Mars en zijn maantjes
Foto: NASA

De planeet Mars heeft twee kleine maantjes: Phobos en Deimos. Men heeft steeds gedacht dat deze maantjes asteroïden waren die door Mars zijn ingevangen. De vorm en de oriëntatie van hun baan zijn echter niet in overeenstemming met deze hypothese.

Een team van Belgische, Franse en Japanse wetenschappers onder leiding van dr. Pascal Rosenblatt van de Koninklijke Sterrenwacht van België suggereert nu dat Phobos en Deimos zijn gevormd uit het puin dat werd opgeworpen na een gigantische botsing van Mars met een protoplaneet, drie keer kleiner dan de planeet zelf. De botsing zou heel het oppervlak van de noordelijke hemisfeer van Mars vernield hebben. Door deze botsing zou Mars ook zijn gaan roteren en kreeg de planeet een dag-nachtritme zoals de Aarde. Dit scenario vereist dat Mars in het verleden meer manen had, die nu verdwenen zijn, maar ervoor zorgden dat het puin aangroeide tot de huidige maantjes Phobos en Deimos. Zo wordt ook verklaard waarom Mars twee manen heeft, en niet één, zoals de Aarde. Dit werk opent de weg naar nieuw onderzoek over het ontstaan van het Marssysteem en, meer algemeen, naar de studie van het ontstaan van manen in het zonnestelsel en de exoplanetenstelsels.

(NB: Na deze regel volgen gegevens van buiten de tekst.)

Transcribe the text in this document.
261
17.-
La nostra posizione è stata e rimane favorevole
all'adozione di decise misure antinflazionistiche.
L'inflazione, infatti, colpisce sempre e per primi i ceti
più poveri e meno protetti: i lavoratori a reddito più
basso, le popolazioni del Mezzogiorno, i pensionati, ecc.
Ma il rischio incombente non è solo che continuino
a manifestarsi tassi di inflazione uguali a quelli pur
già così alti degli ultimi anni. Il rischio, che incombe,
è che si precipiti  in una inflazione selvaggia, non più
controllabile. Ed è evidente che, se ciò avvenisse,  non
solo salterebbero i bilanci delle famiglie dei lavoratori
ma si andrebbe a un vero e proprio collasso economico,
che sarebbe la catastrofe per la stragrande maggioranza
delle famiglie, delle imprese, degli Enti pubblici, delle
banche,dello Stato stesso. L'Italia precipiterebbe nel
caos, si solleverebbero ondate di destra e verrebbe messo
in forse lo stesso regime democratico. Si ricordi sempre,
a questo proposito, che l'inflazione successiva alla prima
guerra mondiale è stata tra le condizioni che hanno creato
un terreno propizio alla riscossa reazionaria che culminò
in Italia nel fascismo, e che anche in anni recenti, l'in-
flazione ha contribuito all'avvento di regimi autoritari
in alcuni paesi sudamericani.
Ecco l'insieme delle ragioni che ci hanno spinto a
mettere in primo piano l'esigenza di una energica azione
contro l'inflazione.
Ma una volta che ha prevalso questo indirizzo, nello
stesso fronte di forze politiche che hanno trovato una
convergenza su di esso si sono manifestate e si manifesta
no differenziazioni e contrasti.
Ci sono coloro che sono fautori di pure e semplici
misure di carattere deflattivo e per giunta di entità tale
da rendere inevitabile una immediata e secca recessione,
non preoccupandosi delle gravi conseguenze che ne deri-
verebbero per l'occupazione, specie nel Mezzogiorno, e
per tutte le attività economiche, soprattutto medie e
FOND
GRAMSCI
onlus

In de nabije toekomst zullen nieuwe waarnemingen hierin meer inzicht brengen. Het Japanse ruimtevaartagentschap JAXA is van plan in 2022 een ruimtesonde te lanceren die bodemmonsters van het oppervlak van Phobos naar de Aarde zal brengen. Het Europese ruimtevaartagentschap ESA heeft, in samenwerking met het Russische Roscosmos, gelijkaardige plannen voor 2024. De resultaten van het geciteerde onderzoek zijn in Nature Geoscience gepubliceerd.

Het scenario in beelden

  • (Boven) De gigantische botsing tussen Mars en een drie keer kleinere protoplaneet. Enkele uren later is een schijf van puin omheen Mars gevormd.
  • (Midden) Snel vormt zich een grote maan uit de schijf dichtbij de planeet. Wanneer deze zich van Mars verwijdert, verplaatsen haar twee zones van (zogenaamde “resonante”) invloed zich als golven naar buiten, waardoor het samensmelten van het puin tot de maantjes Phobos en Deimos werd versneld en al na enkele duizenden jaren een feit was.
  • (Onder) De getijdenwerking van Mars doet de grote maan na enkele miljoenen jaren naar Mars terugvallen, terwijl de kleinere Phobos en Deimos nog enkele miljarden jaren nodig hebben om hun huidige positie rond Mars te bereiken.